Si tratta dell’attività della professoressa Dianora Bardi, insegnante di latino presso il Liceo Lussana di Bergamo, celebrata come pioniera della digitalizzazione in classe, nonché attivo agente promozionale del piano scuola renziano. La collega avrebbe il merito di aver portato i tablet e le piattaforme “open source” a scuola. Nell’intervista ha sostenuto più volte, con un sussiego da prima della classe malamente mascherato da francescana umiltà, che le risorse economiche non sono poi così importanti e che bastano un po’ di buona volontà e ingegno per promuovere meravigliose innovazioni didattiche, come quelle a lei attribuite.
Sennonché, a specifica domanda, la docente ha dovuto precisare che i tablet che in quel momento i suoi alunni stavano utilizzando compulsivamente davanti alla telecamera erano di proprietà degli alunni stessi, cioè se li erano portati da casa.
Quanta disonestà intellettuale occorre per vantare una didattica ad effetti speciali interamente realizzata con i soldi delle famiglie?
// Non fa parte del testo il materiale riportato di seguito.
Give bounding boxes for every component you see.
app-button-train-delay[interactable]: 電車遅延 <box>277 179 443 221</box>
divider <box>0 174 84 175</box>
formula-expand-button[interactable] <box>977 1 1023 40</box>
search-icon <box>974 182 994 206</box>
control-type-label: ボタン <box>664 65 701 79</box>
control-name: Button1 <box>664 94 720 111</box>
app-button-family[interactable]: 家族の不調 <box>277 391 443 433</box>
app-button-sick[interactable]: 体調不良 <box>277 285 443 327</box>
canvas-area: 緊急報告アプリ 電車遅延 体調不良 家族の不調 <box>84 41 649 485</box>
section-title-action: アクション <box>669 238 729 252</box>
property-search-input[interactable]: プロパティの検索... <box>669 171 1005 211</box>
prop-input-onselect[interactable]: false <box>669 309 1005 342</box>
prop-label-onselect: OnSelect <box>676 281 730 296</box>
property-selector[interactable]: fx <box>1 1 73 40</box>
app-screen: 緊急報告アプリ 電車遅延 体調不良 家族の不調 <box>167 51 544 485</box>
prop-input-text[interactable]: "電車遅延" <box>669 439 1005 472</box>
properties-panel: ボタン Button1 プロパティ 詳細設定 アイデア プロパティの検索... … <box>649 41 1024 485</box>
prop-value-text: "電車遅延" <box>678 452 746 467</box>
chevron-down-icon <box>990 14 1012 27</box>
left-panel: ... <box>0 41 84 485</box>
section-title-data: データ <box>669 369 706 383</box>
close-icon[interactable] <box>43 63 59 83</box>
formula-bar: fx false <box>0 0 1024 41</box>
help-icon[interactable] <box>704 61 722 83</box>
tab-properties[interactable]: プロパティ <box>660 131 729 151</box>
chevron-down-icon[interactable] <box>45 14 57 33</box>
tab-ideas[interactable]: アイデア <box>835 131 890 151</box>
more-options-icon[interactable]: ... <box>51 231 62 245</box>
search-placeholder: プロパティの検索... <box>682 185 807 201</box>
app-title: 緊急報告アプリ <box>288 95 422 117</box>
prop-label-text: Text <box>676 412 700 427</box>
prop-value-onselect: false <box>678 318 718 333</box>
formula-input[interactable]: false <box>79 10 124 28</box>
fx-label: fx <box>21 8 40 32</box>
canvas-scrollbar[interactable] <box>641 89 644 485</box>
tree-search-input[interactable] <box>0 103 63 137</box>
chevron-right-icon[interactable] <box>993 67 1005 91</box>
La professoressa in questione gira l’Italia, è stato spiegato, per diffondere nella penisola il contagio virtuoso della sua straordinaria rivoluzione virtuale nell’insegnamento. Forse dirà ai docenti dove trovare la faccia di bronzo per chiedere ai genitori i finanziamenti che invece dovrebbero venire dallo Stato.
Al di là del linguaggio ormai francamente insopportabile che, intriso di conformismo cognitivista e d’idolatria tecnocratica, continua a proporre la didattica delle competenze e i nuovi strumenti digitali come fossero la panacea del problema educativo, gli elementi che più indispongono nel quadretto edificante che è stato presentato sono esattamente gli stessi che indispongono nell’atteggiamento dei nostri politici che parlano di scuola: faciloneria e mancanza di spessore teoretico (il quale, ad esempio, imporrebbe una seria riflessione sulla validità e sulla stabilità degli apprendimenti ottenuti a mezzo di tecnologie multimediali e di Internet). Ma, soprattutto, caparbia e intollerabile malafede.